Methana is not really an island, but in reality a peninsula that connects to the mainland by a strip of land called Steno. This beautiful area melds the mountain with the sea, resulting in many unique features, including a volcano, natural hot springs, and the numerous coastal caves. The beaches, such as the one at Almyra, offer attractive beaches and perfect swimming areas. The capital of Chora (or Hora) is quite picturesque and offers many local restaurants and taverns, while the hamlet of Dritsaika is known for its views of the Saronic Gulf.
Another lush island that offers a quiet holiday escape and long, sandy beaches that are often deserted. The capital of Poros Town features neoclassical and Venetian architecture, stone-paved alleys, and buildings with brightly colored doors and windows. Even with its peaceful personality, Poros does provide modern clubs and bars in a spanning from the beaches of Askeli to Neorio. Music – both Greek and international styles – are played while locals, Athenians, and tourists dance and drink the night away.
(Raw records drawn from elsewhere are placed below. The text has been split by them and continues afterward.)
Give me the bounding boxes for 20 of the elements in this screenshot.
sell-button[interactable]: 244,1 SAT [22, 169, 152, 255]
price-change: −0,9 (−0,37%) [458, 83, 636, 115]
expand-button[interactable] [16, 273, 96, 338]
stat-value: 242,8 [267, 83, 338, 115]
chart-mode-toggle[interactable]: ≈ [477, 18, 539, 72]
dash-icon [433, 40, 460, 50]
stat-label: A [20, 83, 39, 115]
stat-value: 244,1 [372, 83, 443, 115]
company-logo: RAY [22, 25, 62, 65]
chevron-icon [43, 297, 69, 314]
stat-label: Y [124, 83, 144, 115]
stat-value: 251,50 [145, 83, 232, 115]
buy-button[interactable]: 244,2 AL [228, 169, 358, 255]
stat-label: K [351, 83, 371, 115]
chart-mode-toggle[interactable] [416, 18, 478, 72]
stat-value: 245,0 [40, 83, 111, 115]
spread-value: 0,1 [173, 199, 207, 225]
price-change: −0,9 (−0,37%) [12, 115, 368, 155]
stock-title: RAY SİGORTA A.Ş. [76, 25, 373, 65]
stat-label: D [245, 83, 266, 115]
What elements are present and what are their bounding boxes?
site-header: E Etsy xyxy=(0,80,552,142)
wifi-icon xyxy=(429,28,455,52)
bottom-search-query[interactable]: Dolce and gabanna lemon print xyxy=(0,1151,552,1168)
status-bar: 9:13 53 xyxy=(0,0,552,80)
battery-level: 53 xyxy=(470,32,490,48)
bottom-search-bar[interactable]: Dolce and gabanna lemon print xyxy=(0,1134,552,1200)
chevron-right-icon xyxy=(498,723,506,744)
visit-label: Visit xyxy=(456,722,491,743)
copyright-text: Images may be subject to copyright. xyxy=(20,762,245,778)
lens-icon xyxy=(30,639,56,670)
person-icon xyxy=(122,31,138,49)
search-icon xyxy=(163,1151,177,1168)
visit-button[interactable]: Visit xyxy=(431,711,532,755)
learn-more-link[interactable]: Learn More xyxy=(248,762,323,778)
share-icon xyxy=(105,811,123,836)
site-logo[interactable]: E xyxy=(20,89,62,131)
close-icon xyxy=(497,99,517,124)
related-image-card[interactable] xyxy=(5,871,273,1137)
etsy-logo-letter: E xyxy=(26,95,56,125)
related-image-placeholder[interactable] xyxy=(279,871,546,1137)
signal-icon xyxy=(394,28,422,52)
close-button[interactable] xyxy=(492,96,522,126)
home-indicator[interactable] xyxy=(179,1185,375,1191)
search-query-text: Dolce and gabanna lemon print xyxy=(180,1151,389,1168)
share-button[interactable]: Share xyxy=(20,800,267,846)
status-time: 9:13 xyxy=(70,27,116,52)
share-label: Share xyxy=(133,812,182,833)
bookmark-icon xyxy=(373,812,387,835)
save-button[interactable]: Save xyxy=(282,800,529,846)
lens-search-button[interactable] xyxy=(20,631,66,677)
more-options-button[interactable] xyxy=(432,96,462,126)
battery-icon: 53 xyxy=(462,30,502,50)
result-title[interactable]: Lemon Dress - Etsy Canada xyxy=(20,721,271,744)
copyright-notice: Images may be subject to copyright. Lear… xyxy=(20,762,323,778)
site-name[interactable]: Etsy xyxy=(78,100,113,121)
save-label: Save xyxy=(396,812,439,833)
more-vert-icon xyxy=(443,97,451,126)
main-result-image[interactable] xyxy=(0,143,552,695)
Salamina is the largest of the Saronic Islands, with beautiful views and many sites to see. The island’s history includes being the birthplace of the poet and playwright Euripides as well as the mythical Aias (Ajax). The island touts friendly locals who enjoy many cultural events and traditions, including the Fisherman’s celebration, the convent of the Virgin Faneromeni, and many summer events, including plays and concerts, held at the Euripides Theatre.
This small island has many pine trees, gorgeous sandy beaches, and private bays. The capital city of Spetses Town is a beautiful traditional village with two-story buildings in the neoclassical style, featuring wooden balconies and bright colors as well as the narrow, stone alleys. The village is made up of many districts which have been built upon over the years. The beaches of Spetses are idyllic with golden sand, multicolored pebbles, and the clear waters of the Mediterranean, all under leafy shade trees. The intensity of the nightclub scene rivals that of Hydra, but on a smaller level. The modern bars play electronic and Greek music and serve alcoholic beverages until daybreak.